0.080492813141683772

In [24]:
# Check both cases (np>=10 and n(1-p)>=10) for each race
whiteCLT1 = white_sample_size*sample_pool_proportion >= 10
whiteCLT2 = white_sample_size*(1-sample_pool_proportion) >= 10

blackCLT1 = black_sample_size*sample_pool_proportion >= 10
blackCLT2 = black_sample_size*(1-sample_pool_proportion) >= 10

# Print the case statement to see if it fullfills the second criteria of CLT
print (whiteCLT1,whiteCLT2, blackCLT1,blackCLT2)

True True True True


# Question 2:

**What are the null and alternate hypotheses?** 

**Null Hypothesis:** *(H0: pw = pb)* The null hypothesis would be that there is **no** racial discrimination between black/white races on rates of callback for resumes.

**Alternate Hypothesis:** *(H1: pw != pb)* The alternate hypothesis would be that there **is** some racial discrimination between black/white races on rates of callback for resumes.

# Question 3:

**Compute margin of error, confidence interval, and p-value.**

**Margin of Error:** The Margin of Error is about .0077

**Confidence Interval:** The Confidence Interval at 95% Confidence Level is (-0.0398297482456 , -0.0242359601733)

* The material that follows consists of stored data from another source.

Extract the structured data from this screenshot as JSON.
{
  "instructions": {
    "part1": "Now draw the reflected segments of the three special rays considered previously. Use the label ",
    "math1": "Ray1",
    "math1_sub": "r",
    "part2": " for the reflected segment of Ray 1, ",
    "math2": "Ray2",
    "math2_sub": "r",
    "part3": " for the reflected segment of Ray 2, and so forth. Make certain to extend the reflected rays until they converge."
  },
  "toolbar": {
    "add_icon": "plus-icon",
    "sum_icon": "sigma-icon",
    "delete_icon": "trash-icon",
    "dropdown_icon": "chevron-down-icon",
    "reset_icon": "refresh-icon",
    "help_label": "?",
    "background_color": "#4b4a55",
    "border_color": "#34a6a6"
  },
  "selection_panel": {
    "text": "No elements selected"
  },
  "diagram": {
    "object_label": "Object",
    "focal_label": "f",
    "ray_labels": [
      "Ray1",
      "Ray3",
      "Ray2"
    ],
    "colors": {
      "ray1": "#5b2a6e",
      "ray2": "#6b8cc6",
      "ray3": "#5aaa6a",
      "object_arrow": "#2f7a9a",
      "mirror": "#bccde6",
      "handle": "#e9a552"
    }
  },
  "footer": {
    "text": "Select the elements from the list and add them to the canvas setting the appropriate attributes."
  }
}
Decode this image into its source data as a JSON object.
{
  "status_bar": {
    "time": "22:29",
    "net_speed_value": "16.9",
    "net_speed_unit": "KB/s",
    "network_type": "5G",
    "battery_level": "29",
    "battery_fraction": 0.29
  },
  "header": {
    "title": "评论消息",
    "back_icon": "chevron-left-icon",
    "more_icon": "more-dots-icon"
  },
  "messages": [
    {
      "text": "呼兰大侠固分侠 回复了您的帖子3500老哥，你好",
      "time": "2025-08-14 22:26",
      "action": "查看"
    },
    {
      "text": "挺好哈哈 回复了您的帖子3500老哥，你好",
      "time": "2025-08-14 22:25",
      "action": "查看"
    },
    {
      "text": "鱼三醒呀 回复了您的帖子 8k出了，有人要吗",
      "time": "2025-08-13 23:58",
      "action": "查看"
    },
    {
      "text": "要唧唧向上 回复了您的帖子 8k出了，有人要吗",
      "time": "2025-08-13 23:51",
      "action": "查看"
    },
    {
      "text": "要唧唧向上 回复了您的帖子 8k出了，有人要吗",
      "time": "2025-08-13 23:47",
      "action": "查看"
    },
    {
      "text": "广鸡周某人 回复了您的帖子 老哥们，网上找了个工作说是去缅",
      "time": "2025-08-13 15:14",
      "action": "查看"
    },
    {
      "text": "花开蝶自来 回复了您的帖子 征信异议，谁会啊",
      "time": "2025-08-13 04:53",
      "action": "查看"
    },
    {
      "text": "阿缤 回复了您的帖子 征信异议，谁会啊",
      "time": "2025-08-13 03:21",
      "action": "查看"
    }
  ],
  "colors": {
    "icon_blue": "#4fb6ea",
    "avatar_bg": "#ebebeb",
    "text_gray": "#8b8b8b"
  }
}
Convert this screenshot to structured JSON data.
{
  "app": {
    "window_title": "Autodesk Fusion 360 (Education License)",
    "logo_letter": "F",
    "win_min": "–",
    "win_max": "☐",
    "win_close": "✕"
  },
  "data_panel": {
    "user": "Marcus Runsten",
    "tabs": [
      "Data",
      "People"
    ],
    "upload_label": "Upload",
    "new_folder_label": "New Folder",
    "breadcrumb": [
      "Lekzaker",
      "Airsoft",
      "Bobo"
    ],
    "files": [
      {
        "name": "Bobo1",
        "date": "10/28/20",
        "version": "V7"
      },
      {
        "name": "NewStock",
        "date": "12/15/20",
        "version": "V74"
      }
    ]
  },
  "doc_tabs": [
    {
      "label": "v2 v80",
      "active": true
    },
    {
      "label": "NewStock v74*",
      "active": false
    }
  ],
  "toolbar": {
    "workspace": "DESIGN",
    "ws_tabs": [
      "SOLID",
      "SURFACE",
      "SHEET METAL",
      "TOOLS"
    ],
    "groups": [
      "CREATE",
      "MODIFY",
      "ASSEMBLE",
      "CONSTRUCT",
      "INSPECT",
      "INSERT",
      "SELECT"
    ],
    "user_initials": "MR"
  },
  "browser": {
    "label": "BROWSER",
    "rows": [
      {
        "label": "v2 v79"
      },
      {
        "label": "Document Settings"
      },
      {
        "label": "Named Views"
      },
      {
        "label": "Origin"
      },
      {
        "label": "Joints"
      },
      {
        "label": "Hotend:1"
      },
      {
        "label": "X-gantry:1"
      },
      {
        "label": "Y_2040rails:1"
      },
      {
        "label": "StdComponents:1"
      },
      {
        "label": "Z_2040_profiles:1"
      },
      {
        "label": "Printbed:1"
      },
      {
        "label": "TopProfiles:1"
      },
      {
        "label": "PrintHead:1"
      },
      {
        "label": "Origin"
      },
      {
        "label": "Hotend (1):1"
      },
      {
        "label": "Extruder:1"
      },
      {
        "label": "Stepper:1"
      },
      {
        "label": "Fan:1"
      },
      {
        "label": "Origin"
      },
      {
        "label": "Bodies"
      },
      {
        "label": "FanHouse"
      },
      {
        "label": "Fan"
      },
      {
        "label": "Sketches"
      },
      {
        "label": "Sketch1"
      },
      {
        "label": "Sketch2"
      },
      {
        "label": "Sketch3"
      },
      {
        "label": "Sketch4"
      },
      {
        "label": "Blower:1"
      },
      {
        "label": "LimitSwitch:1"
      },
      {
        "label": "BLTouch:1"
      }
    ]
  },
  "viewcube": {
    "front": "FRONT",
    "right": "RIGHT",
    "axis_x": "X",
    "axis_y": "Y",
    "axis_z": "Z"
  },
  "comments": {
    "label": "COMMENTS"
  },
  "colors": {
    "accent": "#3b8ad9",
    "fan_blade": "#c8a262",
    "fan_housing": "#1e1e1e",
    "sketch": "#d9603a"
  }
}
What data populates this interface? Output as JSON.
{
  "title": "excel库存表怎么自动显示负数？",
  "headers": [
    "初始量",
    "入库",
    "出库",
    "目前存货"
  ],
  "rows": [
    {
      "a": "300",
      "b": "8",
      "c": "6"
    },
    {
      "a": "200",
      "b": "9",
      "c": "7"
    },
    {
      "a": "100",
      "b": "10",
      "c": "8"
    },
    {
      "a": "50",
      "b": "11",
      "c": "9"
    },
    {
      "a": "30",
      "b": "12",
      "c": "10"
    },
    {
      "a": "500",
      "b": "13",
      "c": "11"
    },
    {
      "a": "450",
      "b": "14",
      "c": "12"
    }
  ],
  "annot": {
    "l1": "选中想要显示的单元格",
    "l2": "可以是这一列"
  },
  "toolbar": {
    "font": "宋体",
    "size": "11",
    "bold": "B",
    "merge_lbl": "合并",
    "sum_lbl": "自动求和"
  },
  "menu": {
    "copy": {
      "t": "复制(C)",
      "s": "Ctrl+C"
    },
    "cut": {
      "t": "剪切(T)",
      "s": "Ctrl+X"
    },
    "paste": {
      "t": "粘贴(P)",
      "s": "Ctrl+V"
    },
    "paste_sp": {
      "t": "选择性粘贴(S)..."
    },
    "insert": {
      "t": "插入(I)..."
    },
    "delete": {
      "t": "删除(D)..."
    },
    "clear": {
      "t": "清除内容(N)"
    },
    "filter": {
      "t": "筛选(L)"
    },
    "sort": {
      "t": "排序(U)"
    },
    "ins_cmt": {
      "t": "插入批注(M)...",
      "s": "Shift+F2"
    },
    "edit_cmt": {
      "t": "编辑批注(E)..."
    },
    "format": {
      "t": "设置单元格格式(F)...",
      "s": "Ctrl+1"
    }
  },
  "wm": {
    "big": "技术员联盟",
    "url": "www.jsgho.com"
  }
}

**P-Value:** The P-Value is 4E-5.

In [25]:
# Calculate the total size of the sample population
n = black_sample_size + white_sample_size

# Store the sample proportion as p
p = sample_pool_proportion

# Let our Z-Score be 1.96 at 95% Confidence Level
z = 1.96

In [57]:
import math

# Calculate the standard error / margin of error
SE = math.sqrt(p*(1-p)*((1/black_sample_size) + (1/white_sample_size)))

0.007796894036170457

In [58]:
# Calculate the Confidence Interval
white_sample_proportion = white_callback / white_sample_size

black_sample_proportion = black_callback / black_sample_size

estimate_point = black_sample_proportion - white_sample_proportion 

lower_bound = estimate_point - SE 
upper_bound = estimate_point + SE

print(lower_bound, upper_bound)

-0.0398297482456 -0.0242359601733


In [59]:
# Calculate Z-Score and P-value

#Z-Score
z_score = estimate_point / SE
z_score

#P-Value = 4E-05 

-4.1084121524343464

# Question 4:


**Write a story describing the statistical significance in the context or the original problem.**

After the hypothesis testing, one can support the alternative hypothesis of having some racial discrimination between black/white races on rates of callback for resumes because of the P-Value Score. When a p_value < 0.05, then there is a more probable chance of the alternative hypothesis to occur.

# Question 5:

**Does your analysis mean that race/name is the most important factor in callback success? Why or why not? If not, how would you amend your analysis?**

We would probably have to conduct more experiments in order to come to a conclusion about this analysis. It could just be a correlation that race/name had an impact with rates of call back. A better way to measure the accuracy for the analysis would to compare different features of the data set and see overall how each corresponds with one another. There is always room for more experiments.